How to Brew Coffee with an AeropressCLICK HERE to subscribe to our weekly emails on finding and brewing amazing coffee!
Here at Roasty, we’re working hard to fight the culture of convenience that’s driven people away from mindfully prepared coffee and toward the quick-n-easy K-cup scene. That doesn’t mean there isn’t room for a time-saving device, as long as it doesn’t detract from the integrity of the brew!
The AeroPress is perfect for a great cup of coffee that’s prepared relatively quickly and leaves little mess to clean up after. It’s not ideal for groups or marathon caffeinating sessions (it only makes a cup at a time) but it’s the most convenient way to have a quality coffee without turning to your local barista. Most importantly, it makes the coffee well, without sacrificing much by way of flavor or body.
What You’ll Need
- An AeroPress
- AeroPress paper filters
- Freshly roasted coffee beans of your choosing
- Hand Burr grinder or automatic grinder
- Scale for coffee measuring (or a tablespoon)

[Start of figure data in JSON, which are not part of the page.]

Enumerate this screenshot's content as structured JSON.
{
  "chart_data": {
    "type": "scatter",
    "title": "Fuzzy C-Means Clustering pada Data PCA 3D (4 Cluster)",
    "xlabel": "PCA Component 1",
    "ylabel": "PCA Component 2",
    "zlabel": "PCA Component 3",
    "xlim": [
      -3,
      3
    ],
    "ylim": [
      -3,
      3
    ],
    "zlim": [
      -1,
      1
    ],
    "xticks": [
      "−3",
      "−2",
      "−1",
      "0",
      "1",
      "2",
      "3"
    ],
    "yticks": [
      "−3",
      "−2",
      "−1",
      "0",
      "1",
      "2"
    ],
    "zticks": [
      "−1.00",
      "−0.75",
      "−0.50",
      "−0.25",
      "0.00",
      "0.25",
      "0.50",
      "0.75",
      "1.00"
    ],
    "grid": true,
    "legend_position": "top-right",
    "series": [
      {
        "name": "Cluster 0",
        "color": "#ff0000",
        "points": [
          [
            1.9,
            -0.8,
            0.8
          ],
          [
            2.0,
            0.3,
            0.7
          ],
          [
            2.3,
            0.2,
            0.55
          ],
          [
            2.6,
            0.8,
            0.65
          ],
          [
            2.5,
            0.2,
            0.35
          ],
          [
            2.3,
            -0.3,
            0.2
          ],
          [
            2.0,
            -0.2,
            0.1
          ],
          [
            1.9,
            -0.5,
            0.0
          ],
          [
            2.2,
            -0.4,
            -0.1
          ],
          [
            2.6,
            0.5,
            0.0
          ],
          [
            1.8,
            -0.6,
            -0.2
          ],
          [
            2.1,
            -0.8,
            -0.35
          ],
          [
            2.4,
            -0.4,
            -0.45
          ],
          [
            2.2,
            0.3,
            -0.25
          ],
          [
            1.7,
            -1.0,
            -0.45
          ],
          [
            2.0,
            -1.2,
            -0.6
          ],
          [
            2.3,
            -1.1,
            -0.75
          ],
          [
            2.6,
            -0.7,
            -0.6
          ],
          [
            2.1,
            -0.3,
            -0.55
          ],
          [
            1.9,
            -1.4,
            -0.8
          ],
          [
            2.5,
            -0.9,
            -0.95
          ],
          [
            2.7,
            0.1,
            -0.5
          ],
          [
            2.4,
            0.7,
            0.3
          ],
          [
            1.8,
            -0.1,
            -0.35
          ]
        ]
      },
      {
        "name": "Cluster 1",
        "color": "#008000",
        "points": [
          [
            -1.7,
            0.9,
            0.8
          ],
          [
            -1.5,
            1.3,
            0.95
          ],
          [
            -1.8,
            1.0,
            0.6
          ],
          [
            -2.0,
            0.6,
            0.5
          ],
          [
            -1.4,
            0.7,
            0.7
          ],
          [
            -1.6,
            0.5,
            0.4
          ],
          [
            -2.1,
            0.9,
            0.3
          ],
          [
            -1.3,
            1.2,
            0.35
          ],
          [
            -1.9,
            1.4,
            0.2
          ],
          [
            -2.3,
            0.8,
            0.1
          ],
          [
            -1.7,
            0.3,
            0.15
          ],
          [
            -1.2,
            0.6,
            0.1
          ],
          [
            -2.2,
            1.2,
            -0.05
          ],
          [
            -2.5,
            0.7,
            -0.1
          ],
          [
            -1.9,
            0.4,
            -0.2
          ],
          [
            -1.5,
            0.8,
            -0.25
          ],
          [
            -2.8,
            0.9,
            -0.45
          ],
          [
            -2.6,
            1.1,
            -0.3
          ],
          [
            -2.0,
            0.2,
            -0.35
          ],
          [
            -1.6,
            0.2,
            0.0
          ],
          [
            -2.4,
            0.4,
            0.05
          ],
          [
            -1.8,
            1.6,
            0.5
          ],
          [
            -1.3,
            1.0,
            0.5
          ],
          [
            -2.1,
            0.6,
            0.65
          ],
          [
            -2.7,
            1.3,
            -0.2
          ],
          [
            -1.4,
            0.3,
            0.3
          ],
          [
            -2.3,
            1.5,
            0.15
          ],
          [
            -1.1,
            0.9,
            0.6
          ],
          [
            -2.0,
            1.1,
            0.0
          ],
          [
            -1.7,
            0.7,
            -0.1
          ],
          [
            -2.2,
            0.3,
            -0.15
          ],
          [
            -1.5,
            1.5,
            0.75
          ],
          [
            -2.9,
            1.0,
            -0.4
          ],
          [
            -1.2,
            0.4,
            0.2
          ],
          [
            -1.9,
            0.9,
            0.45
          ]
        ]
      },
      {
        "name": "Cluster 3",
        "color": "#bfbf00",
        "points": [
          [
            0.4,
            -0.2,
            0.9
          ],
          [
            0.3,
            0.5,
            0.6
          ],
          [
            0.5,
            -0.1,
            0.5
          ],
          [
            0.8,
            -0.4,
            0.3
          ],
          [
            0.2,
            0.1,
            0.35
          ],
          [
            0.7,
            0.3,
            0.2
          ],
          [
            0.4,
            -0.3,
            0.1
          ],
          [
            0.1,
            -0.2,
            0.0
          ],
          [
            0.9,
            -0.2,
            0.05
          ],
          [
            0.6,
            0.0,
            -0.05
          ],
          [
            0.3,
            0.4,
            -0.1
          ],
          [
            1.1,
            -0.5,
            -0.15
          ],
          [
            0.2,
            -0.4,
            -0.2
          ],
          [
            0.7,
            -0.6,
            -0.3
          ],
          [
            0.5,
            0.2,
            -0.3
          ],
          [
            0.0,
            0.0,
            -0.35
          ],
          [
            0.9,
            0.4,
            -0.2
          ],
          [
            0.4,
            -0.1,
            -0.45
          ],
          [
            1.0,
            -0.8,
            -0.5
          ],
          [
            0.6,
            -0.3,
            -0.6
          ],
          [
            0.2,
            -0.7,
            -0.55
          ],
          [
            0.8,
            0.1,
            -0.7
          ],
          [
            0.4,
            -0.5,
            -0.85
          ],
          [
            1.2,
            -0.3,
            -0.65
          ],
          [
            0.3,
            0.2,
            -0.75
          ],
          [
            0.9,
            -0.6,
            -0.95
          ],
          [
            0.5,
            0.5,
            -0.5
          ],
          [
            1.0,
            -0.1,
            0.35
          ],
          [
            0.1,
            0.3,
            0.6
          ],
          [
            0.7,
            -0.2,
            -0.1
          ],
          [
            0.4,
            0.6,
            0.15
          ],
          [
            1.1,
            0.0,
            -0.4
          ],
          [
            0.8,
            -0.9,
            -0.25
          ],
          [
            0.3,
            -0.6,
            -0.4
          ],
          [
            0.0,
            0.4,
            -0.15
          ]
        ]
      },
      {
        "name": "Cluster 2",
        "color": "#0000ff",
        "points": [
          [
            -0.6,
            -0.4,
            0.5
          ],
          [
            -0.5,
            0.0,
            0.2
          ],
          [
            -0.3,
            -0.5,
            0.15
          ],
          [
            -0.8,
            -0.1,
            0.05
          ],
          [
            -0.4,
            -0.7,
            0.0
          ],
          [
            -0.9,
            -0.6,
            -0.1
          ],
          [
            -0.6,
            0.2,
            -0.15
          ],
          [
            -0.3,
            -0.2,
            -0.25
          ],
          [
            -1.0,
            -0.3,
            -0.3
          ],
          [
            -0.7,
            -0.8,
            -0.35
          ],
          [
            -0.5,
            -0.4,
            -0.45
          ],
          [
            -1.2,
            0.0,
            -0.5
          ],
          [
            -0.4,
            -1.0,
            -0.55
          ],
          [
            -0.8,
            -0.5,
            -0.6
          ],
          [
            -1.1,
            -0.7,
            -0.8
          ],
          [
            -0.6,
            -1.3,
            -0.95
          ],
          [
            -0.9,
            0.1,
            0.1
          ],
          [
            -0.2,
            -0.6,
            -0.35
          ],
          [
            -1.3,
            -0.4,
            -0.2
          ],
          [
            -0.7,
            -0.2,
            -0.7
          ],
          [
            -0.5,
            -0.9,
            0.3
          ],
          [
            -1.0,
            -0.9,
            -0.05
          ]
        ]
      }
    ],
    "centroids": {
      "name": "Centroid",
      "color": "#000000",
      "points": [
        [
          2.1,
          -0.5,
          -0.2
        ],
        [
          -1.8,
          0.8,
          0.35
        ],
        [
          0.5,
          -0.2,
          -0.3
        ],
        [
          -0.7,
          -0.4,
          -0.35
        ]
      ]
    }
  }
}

- Electric gooseneck kettle or stovetop kettle
- A (sturdy!) mug or tumbler (I recommend a YETI tumbler)
1. Heat Up The Water
Heat the water to 185 degrees F (85 C), or just boil it, removing for 30 seconds after for roughly the ideal temperature.
NOTE: I’ve mentioned on this site that the perfect water temperature for brewing coffee is 205 degrees F (96 C) and that still holds true. However, with an Aeropress, you can play with any temperature between 185 – 205 degrees F (85 – 96 C).
2. Grind The Coffee Beans
While the water’s heating, grind your beans to a fine consistency, until you have 2 tablespoons or about 30 grams.
3. Set Up The Aeropress
Put a filter in the drain cap and rinse with hot water. Then put the cap on the AeroPress and place it directly onto the mug or tumbler you’ll be drinking from. Make sure it’s a sturdy cup, because you’ll be putting a little pressure on it.
4. Stir & Steep
When the water is ready, put the coffee into the AeroPress. Pour the water in and give it a quick stir (using the stirrer provided).
Wait 30 seconds, then slowly plunge with only the weight of your hand. The finer the grind of your coffee, the longer the plunging will take- but it’s worth every second. The AeroPress filter allows for a finer grind, which produces a stronger, fuller coffee.
Once the plunger is fully depressed, remove the press.
Tip: For milder Americano style coffee, add more water. For stronger coffee, drink it as is.
The Inverted Method
Alternately, you can use the inverted method. Simply flip the AeroPress so that the filter/cap side is facing up, with the plunger on the bottom. Add coffee and water, then stir. After 30 seconds, place the cap and filter on, flip it over onto the mug, and press in the usual way.
I first learned about this method in a highly recommended book on coffee called The World Atlas of Coffee. After I tried it for myself, I actually prefer to make coffee this way.
The method combines the full extraction of the long-steeping French Press with the filtering and airtight straining of the AeroPress. However, it’s a bit tricky and could cause a big, burning hot mess if not executed carefully.
I recommend using a lighter mug since you’ll be placing in upside down on top of the AeroPress. The real magic is in the carefully switch performance of flipping both the mug and the AeroPress in one fluid motion. Once you try it, you’ll see that’s it’s pretty easy to do.
The coffee will have more body and flavor. Steeping times are the same as the French Press. Try blooming for one minute and steeping for three. Of course, try different times to see what you like best.
My friend and writer, Jeff Goins uses this method every morning when he makes his coffee as he talks about here. Jeff also gave me a great tip:
Stop plunging once it starts hissing. It’ll be smoother that way.
The Cleanup Process
Cleanup is a breeze. Simply remove the drain cap and depress the plunger over your trash or compost to pop out the grounds. Rinse everything with hot water, and call it a day.
The AeroPress is a great compromise between devotion to quality coffee and the need for speed that we all face from time to time. When you’re in a bit of a rush, you can’t do better than an AeroPress at home- beats the hell out of the vending machine, anyway.